Does your backlog know what winning looks like?
The team is shipping. The sprint is healthy. Velocity is up. And the results are flat.
This is one of the harder problems to name, because nothing’s obviously broken. The team isn’t slow. The roadmap exists. The quarterly plans get made. And yet at the end of the quarter, it’s hard to point to a commercial outcome and say the delivery caused it.
The backlog is usually where to look.
“Jamie, I’ve spent £1m on an agency in the last 12 months, we’ve had a lot delivered, and I couldn’t tell you what has changed.”
That was a prospect, about a year ago. The agency had been delivering. The backlog had been moving. Nothing was obviously broken. And yet here was the person holding the budget saying they had no idea what they’d bought.
The answer: they’d been getting exactly what they’d asked that agency for.
The completion trap
A backlog is designed to be cleared. That’s what it’s for. Tickets go in, tickets come out. It’s an excellent system for tracking work. It’s a poor system for tracking whether the work matters.
The problem is that “done” and “moved the needle” are two different things, and teams that don’t make that distinction explicit will routinely hit the first without the second.
Every backlog item made sense when it was raised. Someone added it because it seemed worth doing. But the connection between “worth doing” and “contributes to this year’s goals” often goes unstated – and once enough time passes, unstated becomes invisible.
The reflex when results are flat is to add more tickets. Better monitoring. Another integration. Refresh the PDPs, improve the navigation, add a feature a competitor shipped last quarter. Each defensible on its own. Collectively, they extend the backlog while the outcome stays where it was.
More things doesn’t mean more results.
The laddering question
The personal version of this question – does this serve my North Star? – is a useful filter for individual prioritisation. At team level, the same question applies to every item in the backlog: which specific goal does this serve, and how will we know if it worked?
If you can’t answer that before the ticket enters the sprint, it’s doing calendar work, not commercial work. It fills time with effort that looks productive and might even be good work – it just doesn’t reliably move anything that matters.
Feature lists don’t become roadmaps until you know what “better” looks like – and the same logic runs downward from the roadmap into the backlog. The roadmap sets the direction. The backlog is how the team moves in that direction. When the two aren’t connected, the team is moving. Just not necessarily forward.
The laddering question creates the connection. It forces a decision at the point of prioritisation: not “is this a good idea?” but “is this the best way to make progress toward the outcome we said matters this quarter?”
The agreement that has to happen first
Here’s where most teams stall. Answering “which goal does this serve?” depends on which goals the team is actually working from – and in most ecommerce operations, that’s not as agreed as it looks.
The commercial team has one view of what matters this quarter. The delivery lead has another. The Head of Ecommerce is managing upward against a third set of expectations. Nobody set out to create three competing definitions of success, but nobody built a process to bring them together either.

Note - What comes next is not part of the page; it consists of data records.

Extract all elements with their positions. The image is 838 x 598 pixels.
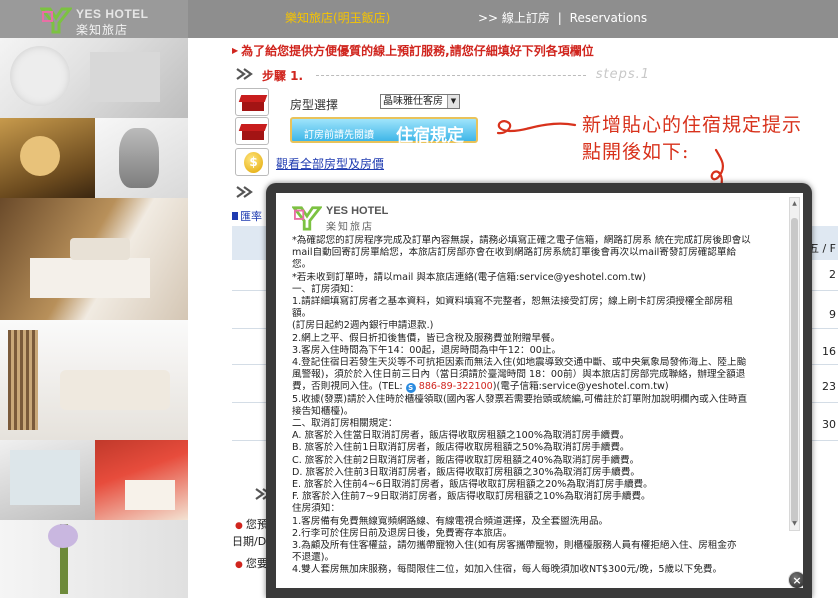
terms-line: C. 旅客於入住前2日取消訂房者，飯店得收取訂房租額之40%為取消訂房手續費。: [292, 454, 640, 466]
price-icon: $: [235, 148, 269, 176]
hotel-photo-8: [0, 520, 188, 598]
modal-logo-text-en: YES HOTEL: [326, 205, 389, 217]
policy-modal-content[interactable]: YES HOTEL 楽知旅店 *為確認您的訂房程序完成及訂單內容無誤，請務必填寫…: [276, 193, 803, 588]
annotation-line-2: 點開後如下:: [582, 141, 690, 163]
hotel-name: 樂知旅店(明玉飯店): [285, 11, 391, 25]
coin-icon: $: [244, 152, 263, 173]
chevron-right-icon: [236, 68, 253, 80]
policy-icon: [235, 117, 269, 145]
room-type-selected-value: 晶味雅仕客房: [383, 96, 443, 107]
terms-line: mail自動回寄訂房單給您，本旅店訂房部亦會在收到網路訂房系統訂單後會再次以ma…: [292, 247, 737, 259]
modal-logo-text-zh: 楽知旅店: [326, 222, 374, 233]
hotel-photo-4: [0, 198, 188, 320]
scroll-down-icon[interactable]: ▼: [790, 520, 799, 528]
logo[interactable]: YES HOTEL 楽知旅店: [0, 0, 188, 38]
chevron-right-icon: [236, 186, 253, 198]
nav-online-booking[interactable]: >> 線上訂房: [478, 11, 550, 25]
terms-line: 4.雙人套房無加床服務，每間限住二位，如加入住宿，每人每晚須加收NT$300元/…: [292, 564, 723, 576]
annotation-line-1: 新增貼心的住宿規定提示: [582, 114, 803, 136]
terms-line: 接告知櫃檯)。: [292, 405, 354, 417]
bg-tab-text: 匯率: [240, 210, 262, 223]
breadcrumb: >> 線上訂房 | Reservations: [478, 9, 647, 26]
modal-close-button[interactable]: ×: [788, 571, 803, 588]
modal-scrollbar[interactable]: ▲ ▼: [789, 197, 800, 531]
terms-line: 1.客房備有免費無線寬頻網路線、有線電視合頻道選擇，及全套盥洗用品。: [292, 515, 609, 527]
nav-separator: |: [557, 11, 562, 25]
scrollbar-thumb[interactable]: [791, 218, 798, 523]
terms-line: D. 旅客於入住前3日取消訂房者，飯店得收取訂房租額之30%為取消訂房手續費。: [292, 466, 640, 478]
terms-line: 二、取消訂房相關規定：: [292, 418, 398, 430]
dropdown-arrow-icon[interactable]: ▼: [447, 95, 459, 108]
terms-line: *為確認您的訂房程序完成及訂單內容無誤，請務必填寫正確之電子信箱，網路訂房系 統…: [292, 235, 751, 246]
terms-line: 3.為顧及所有住客權益，請勿攜帶寵物入住(如有房客攜帶寵物，則櫃檯服務人員有權拒…: [292, 540, 737, 552]
terms-line: 額。: [292, 308, 312, 320]
hotel-photo-1: [0, 38, 188, 118]
logo-mark-icon: [292, 206, 322, 231]
terms-line: 不退還)。: [292, 552, 335, 564]
terms-line: 您。: [292, 259, 312, 271]
hotel-photo-strip: [0, 38, 188, 598]
step1-label: 步驟 1.: [262, 69, 304, 83]
read-policy-button[interactable]: 訂房前請先閱讀 住宿規定: [290, 117, 478, 146]
left-arrow-icon: [496, 120, 577, 135]
terms-line: F. 旅客於入住前7~9日取消訂房者，飯店得收取訂房租額之10%為取消訂房手續費…: [292, 491, 651, 503]
step1-watermark: steps.1: [595, 67, 650, 82]
nav-reservations[interactable]: Reservations: [570, 11, 647, 25]
terms-line: 3.客房入住時間為下午14：00起，退房時間為中午12：00止。: [292, 344, 562, 356]
skype-icon[interactable]: S: [405, 383, 416, 394]
hotel-photo-7: [95, 440, 188, 520]
terms-line: (訂房日起約2週內銀行申請退款.): [292, 320, 434, 332]
room-type-select[interactable]: 晶味雅仕客房 ▼: [380, 94, 460, 109]
bullet-icon: ●: [235, 560, 243, 570]
bg-question-2-text: 您要: [245, 557, 268, 570]
hotel-photo-3: [95, 118, 188, 198]
terms-line: B. 旅客於入住前1日取消訂房者，飯店得收取房租額之50%為取消訂房手續費。: [292, 442, 630, 454]
terms-line: 5.收據(發票)請於入住時於櫃檯領取(國內客人發票若需要抬頭或統編,可備註於訂單…: [292, 393, 748, 405]
policy-terms-text: *為確認您的訂房程序完成及訂單內容無誤，請務必填寫正確之電子信箱，網路訂房系 統…: [292, 235, 792, 577]
bg-question-1-text: 您預: [245, 518, 268, 531]
bullet-icon: ●: [235, 521, 243, 531]
modal-logo: YES HOTEL 楽知旅店: [292, 203, 422, 233]
form-notice: 為了給您提供方便優質的線上預訂服務,請您仔細填好下列各項欄位: [232, 42, 594, 59]
view-all-rooms-link[interactable]: 觀看全部房型及房價: [276, 155, 384, 172]
terms-line: 2.網上之平、假日折扣後售價，皆已含稅及服務費並附贈早餐。: [292, 332, 561, 344]
policy-button-small-text: 訂房前請先閱讀: [304, 130, 374, 141]
room-type-icon: [235, 88, 269, 116]
terms-line: E. 旅客於入住前4~6日取消訂房者，飯店得收取訂房租額之20%為取消訂房手續費…: [292, 479, 653, 491]
terms-line: 風警報)，須於於入住日前三日內（當日須請於臺灣時間 18：00前）與本旅店訂房部…: [292, 369, 746, 381]
room-type-label: 房型選擇: [290, 98, 339, 112]
terms-line: 4.登記住宿日若發生天災等不可抗拒因素而無法入住(如地震導致交通中斷、或中央氣象…: [292, 357, 747, 369]
logo-text-zh: 楽知旅店: [76, 23, 129, 37]
policy-modal: YES HOTEL 楽知旅店 *為確認您的訂房程序完成及訂單內容無誤，請務必填寫…: [266, 183, 812, 598]
terms-line: *若未收到訂單時，請以mail 與本旅店連絡(電子信箱:service@yesh…: [292, 271, 647, 283]
step1-divider: [316, 75, 586, 76]
logo-mark-icon: [40, 7, 72, 34]
terms-line: A. 旅客於入住當日取消訂房者，飯店得收取房租額之100%為取消訂房手續費。: [292, 430, 630, 442]
terms-line: 住房須知：: [292, 503, 340, 515]
hotel-photo-5: [0, 320, 188, 440]
bg-question-1: ● 您預: [235, 516, 268, 532]
annotation-callout: 新增貼心的住宿規定提示 點開後如下:: [582, 112, 832, 166]
bg-question-2: ● 您要: [235, 555, 268, 571]
hotel-photo-2: [0, 118, 95, 198]
terms-email: )(電子信箱:service@yeshotel.com.tw): [492, 381, 669, 393]
bg-date-label: 日期/D: [232, 535, 267, 548]
terms-line: 1.請詳細填寫訂房者之基本資料，如資料填寫不完整者，恕無法接受訂房；線上刷卡訂房…: [292, 296, 733, 308]
step1-header: 步驟 1. steps.1: [232, 64, 656, 84]
terms-line: 2.行李可於住房日前及退房日後，免費寄存本旅店。: [292, 527, 513, 539]
hotel-photo-6: [0, 440, 95, 520]
policy-button-big-text: 住宿規定: [396, 126, 464, 146]
scroll-up-icon[interactable]: ▲: [790, 200, 799, 208]
terms-tel-prefix: 費，否則視同入住。(TEL:: [292, 381, 403, 393]
hotel-phone-number[interactable]: 886-89-322100: [419, 381, 493, 392]
terms-line: 一、訂房須知：: [292, 283, 360, 295]
logo-text-en: YES HOTEL: [76, 7, 149, 21]
terms-contact-line: 費，否則視同入住。(TEL: S 886-89-322100)(電子信箱:ser…: [292, 381, 792, 394]
top-header: YES HOTEL 楽知旅店 樂知旅店(明玉飯店) >> 線上訂房 | Rese…: [0, 0, 838, 38]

Defining what success looks like before the work starts is harder than it sounds, because it requires everyone with a stake in the outcome to agree on which two or three commercial metrics actually matter this year – before prioritisation happens, not after the sprint is already full.
When that agreement exists, the backlog gets a filter. Items get connected to outcomes. Sprint planning becomes a commercial conversation first, a delivery conversation second. The team can look at the queue and say: “these tickets are pointed at the thing we agreed to move; these aren’t, and they’re going in the parking lot.”
The teams that do this well aren’t more disciplined by nature. They’ve written the agreement down and let it do the work.
What this changes
Try this. Take the last six months of completed work from your backlog and sort it into three columns: work that moved a commercial metric, experiments that tested a hypothesis, and work that served the internal team or kept the lights on. The ratio tells you something. Most teams find the third column is larger than expected and the first significantly smaller. That’s not a failure of execution. It’s information about what the backlog was actually optimised for.
It’s uncomfortable to hold 80% of a backlog up to the question “does this ladder to our goals?” and find that a lot of it doesn’t. That doesn’t mean the work was wasted. It means the system for deciding what goes in wasn’t doing its job.
The clarity that follows is worth it. Trade-off decisions get faster. Scope conversations have a frame. The quarterly review stops being “we shipped a lot, results are mixed” and starts being “we shipped the things that were pointed at the outcomes we agreed on, and here’s what moved.”
The backlog is a tool. It does what it’s designed to do, which is track and sequence work. What it can’t do is decide which work matters. That’s the roadmap’s job – and behind the roadmap is the agreement about what winning looks like.
Get that agreement right, and the backlog becomes something different. Not a list of things to do. A list of things that count.